Thanks for visiting. I enjoyed your post. My brother went to that conference as well. I don't think his reaction was the same as yours. :~)
By Rose~, at 3/21/2007 7:57 AM
Jazzy,
"Since their seems to be much confusion on it let me state again..............
Regeneration enables a spiritually dead sinner to willingly come to faith in Jesus Christ. Prior to regeneration he is unable to do so. I think Eph. 2:1-5 teaches this.
"I fully understand that those that disagree have to skip around to other verses to discount what Eph. 2:1-5 is stating...."
I think if you would stop asserting what you cannot support about Eph. 2:4-5 then the confusion would go away.
Pointing the finger at others is not an exegesis.
By Todd Saunders, at 3/21/2007 8:45 AM
This comment has been removed by the author.
By Dawn, at 3/21/2007 1:05 PM
Jazzy: "I fully understand that those that disagree have to skip around to other verses to discount what Eph. 2:1-5 is stating...."
No we don't have to skip around to other verses to discount what you are trying to make Ephesians 2:1-5 say. We're doing what we're supposed to do and that is to read these verses in their contexts. Paul did not start out his letter with the words beginning in Ephesians 2.
Before Paul wrote this epistle to the Ephesians he had visited them on several occasions and had even on one of the visits stayed and taught them for three years, so I’m sure they knew exactly what Paul was trying to convey. Paul was most certainly building on the foundation he had previously laid.
In Ephesians 2, Paul is simply stating what we were before we were made alive through the Spirit of God and what we are after the Spirit gives us new life. All throughout the bible it teaches that FAITH is the catalyst for salvation. Ephesians 2:1-5 is not teaching that faith is given once we are born again.
Ephesians 2:8 "For by grace are ye saved through faith; and that not of yourselves: it is the gift of God:"

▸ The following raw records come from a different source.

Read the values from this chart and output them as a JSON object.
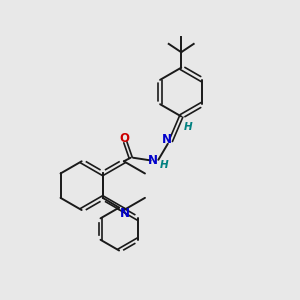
{
  "background_color": "#e8e8e8",
  "bond_color": "#1a1a1a",
  "N_color": "#0000cc",
  "O_color": "#cc0000",
  "H_color": "#008080",
  "figsize": [
    3.0,
    3.0
  ],
  "dpi": 100,
  "xlim": [
    0,
    10
  ],
  "ylim": [
    0,
    10
  ]
}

Romans 5:1-2 "Therefore being justified by faith, we have peace with God through our Lord Jesus Christ: By whom also we have access by faith into this grace wherein we stand, and rejoice in hope of the glory of God."
Romans 10:9-11 "That if thou shalt confess with thy mouth the Lord Jesus, and shalt believe in thine heart that God hath raised him from the dead, thou shalt be saved. For with the heart man believeth unto righteousness; and with the mouth confession is made unto salvation. For the scripture saith, Whosoever believeth on him shall not be ashamed."